See also: Signs that you might be depressed
1. Listen to lively music
Many studies have shown that listening to upbeat music can significantly improve your mood. Play whatever gets you moving - whether that's an 80s album, Motörhead or the soundtrack from Grease.
Even if you don't feel like it, dancing can signal to the mind that you're happy, much the same way as scientists have discovered that smiling (even if you don't want to) can improve your mood. Don't worry about whether it's working, just turn up the volume and move!
2. Read or watch something funny
Laughter raises dopamine levels in our brains, which is a chemical that improves mood, according to a researchers at Stanford University. Having a giggle has also been shown to increase the amount of oxygen in your body, calming our stress response system and promoting a feeling of relaxation. So the next time you're in a bad mood before you leave the house, switch off the news and watch your favourite comedy series instead.
3. Walk some of the way to work
Exercise is one of the best ways to banish morning grumpiness. Don't worry, we're not suggesting you hit the gym before work. Studies show that even doing mild exercise, like stretching in your bedroom or walking for 20 minutes, can elevate your mood. Exercise near some greenery or by water - walk through the park or by the canal for instance - and your mental wellbeing will benefit even more.
Clutter, whether physical or mental, can sap your energy and make you feel overwhelmed. If your 'to-do' list is forever growing, take some things off your workload. Promising yourself that you will go to the gym or sort out the garage will only make you feel bad if it doesn't happen – so take it off your mental to-do list and stop beating yourself up.

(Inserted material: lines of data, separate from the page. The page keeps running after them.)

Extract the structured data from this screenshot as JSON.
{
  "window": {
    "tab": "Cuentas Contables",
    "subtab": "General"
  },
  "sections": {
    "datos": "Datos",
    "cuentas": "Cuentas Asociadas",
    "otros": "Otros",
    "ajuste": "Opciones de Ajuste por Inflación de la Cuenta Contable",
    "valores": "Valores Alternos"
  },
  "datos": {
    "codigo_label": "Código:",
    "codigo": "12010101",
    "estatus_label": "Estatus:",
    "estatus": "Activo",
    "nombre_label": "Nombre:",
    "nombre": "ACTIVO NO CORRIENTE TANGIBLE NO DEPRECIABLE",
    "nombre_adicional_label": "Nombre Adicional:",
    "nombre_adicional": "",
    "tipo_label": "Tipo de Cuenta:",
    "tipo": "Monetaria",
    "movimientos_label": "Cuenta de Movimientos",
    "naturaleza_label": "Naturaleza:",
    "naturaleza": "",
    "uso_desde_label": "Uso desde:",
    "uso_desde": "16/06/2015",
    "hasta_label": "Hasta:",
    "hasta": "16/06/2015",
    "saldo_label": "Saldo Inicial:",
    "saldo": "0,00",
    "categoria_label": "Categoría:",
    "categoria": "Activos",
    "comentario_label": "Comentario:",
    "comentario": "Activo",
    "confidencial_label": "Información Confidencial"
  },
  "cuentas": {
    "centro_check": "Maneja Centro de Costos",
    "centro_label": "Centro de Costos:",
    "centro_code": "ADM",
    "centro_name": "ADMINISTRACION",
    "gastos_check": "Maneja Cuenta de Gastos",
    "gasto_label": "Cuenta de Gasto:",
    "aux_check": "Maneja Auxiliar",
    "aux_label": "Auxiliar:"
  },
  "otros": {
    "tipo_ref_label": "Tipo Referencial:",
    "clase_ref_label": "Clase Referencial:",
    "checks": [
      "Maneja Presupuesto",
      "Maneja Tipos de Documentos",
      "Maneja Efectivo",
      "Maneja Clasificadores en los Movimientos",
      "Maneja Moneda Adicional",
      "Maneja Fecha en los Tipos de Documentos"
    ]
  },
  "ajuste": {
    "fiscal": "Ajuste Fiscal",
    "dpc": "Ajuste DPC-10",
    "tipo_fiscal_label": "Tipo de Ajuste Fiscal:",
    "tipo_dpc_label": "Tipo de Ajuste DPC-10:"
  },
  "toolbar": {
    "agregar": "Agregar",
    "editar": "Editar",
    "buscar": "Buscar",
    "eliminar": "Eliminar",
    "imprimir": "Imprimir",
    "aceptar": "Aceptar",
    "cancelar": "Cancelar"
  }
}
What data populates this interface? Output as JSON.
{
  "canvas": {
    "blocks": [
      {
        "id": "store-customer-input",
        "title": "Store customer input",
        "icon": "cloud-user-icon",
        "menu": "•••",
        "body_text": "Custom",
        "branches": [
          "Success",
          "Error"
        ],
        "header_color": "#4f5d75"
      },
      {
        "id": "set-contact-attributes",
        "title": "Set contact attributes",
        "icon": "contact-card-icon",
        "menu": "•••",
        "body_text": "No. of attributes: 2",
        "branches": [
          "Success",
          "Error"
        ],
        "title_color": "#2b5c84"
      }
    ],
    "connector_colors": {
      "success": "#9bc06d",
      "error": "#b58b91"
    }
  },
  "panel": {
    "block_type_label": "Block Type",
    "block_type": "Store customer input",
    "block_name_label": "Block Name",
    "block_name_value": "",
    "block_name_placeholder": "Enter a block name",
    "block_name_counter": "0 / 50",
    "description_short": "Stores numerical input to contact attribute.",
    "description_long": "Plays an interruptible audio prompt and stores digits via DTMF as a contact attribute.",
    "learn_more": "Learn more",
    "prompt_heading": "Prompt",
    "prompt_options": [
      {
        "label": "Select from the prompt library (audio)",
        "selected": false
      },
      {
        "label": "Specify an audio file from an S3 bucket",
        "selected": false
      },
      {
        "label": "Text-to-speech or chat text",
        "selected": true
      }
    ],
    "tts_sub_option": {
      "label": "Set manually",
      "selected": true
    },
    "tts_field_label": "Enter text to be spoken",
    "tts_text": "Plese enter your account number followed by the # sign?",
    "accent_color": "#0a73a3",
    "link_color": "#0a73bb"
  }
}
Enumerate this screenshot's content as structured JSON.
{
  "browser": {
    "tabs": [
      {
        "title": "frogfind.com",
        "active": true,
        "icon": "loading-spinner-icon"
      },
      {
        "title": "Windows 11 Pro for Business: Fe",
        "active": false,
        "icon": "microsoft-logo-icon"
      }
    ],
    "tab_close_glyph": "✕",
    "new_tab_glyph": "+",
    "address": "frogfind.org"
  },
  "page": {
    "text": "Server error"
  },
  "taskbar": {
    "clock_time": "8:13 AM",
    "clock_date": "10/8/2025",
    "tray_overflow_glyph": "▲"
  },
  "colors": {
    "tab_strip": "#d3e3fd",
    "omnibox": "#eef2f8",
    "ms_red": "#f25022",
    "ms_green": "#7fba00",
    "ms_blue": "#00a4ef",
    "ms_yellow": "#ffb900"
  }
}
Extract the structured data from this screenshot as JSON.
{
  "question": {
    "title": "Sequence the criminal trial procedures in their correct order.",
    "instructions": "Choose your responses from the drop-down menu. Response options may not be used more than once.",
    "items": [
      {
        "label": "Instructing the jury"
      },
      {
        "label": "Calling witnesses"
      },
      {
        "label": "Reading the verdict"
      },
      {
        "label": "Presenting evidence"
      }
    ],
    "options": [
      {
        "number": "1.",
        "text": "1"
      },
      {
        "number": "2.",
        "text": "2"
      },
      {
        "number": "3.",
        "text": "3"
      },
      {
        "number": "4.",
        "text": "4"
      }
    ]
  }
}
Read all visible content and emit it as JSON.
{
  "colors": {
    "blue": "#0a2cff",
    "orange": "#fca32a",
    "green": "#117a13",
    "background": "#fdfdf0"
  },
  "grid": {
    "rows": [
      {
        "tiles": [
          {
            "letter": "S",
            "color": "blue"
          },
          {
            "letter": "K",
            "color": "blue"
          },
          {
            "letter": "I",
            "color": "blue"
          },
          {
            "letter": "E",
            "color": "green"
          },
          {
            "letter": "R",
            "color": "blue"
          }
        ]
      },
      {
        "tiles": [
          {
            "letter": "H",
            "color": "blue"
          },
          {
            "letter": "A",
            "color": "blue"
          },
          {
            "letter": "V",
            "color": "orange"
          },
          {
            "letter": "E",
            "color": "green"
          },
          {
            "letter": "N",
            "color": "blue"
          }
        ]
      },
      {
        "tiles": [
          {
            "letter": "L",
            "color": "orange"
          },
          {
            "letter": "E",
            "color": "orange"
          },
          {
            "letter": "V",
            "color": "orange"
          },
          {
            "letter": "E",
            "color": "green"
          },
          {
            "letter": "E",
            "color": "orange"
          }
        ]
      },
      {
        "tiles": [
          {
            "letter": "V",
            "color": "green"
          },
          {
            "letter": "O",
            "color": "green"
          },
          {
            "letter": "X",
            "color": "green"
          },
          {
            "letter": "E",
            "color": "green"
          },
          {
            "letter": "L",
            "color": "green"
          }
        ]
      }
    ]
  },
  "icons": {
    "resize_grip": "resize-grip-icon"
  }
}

Likewise, decluttering the house can create mental headspace. A recent study found that people who washed up experienced a better mood than those who left the side covered with dirty dishes. Have a five or 10-minute tidy session before you leave for work. Focus on one room or one area only – you might be surprised at what you can done, and the achievement will set you up for the rest of the day.
5. Hug someone
Scientists have long known about the benefits of human touch. Hugging someone stimulates oxytocin, the feel-good 'bonding' hormone. If you don't have anyone to hug, stroke the cat or dog. Petting an animal has been shown to reduce blood pressure and increase oxytocin.
Don't have anyone to hug and the cat's not interested? Try rubbing your own arms, forehead or hands. Self-massage has been shown to decrease heart rate and lower the stress-hormone cortisol.
6. Remember a time when things went well
If you know you're in for a tough day, it can be hard not to fall into a bad mood. Whether you're facing a nightmare boss or an awkward meeting with family, thinking the worst is only going to bring you down.
Try focusing on what went well on other occasions. Was there a time you had a positive meeting with your boss, or your daughter-in-law did something nice for you? Mentally re-living a time when things went well can help to reduce feelings of stress, and if you go into your day feeling positive, things are more likely to go well (and even if they don't, you'll be in a better state of mind to handle them).
7. Have a healthy breakfast
Do you have cereal or toast for breakfast most days? Foods that are high on the GI scale, such as cornflakes and white bread, turn to sugar quickly in the body – and when your blood sugar level drops again, you can be left feeling irritable and tired.
Consider swapping to something that releases its energy slowly, such as porridge or eggs. A recent study found that people who eat fruit and vegetables at breakfast reported better mood and wellbeing. Add some berries or a banana to your porridge, or pack your omelette with peppers and spinach. Can't face much in the morning? Whizz yourself up a fruit or vegetable smoothie.
8. Do something nice for someone
Studies show that people who do something nice for others experience increased happiness themselves. You don't need a grand gesture – small acts of kindness can make a big difference to someone's day and improve your mood. Send a lovely text message to a friend, give your neighbour a compliment, or make your partner breakfast in bed. If you have more time on your hands, volunteering has been shown to significantly improve life satisfaction and feelings of wellbeing.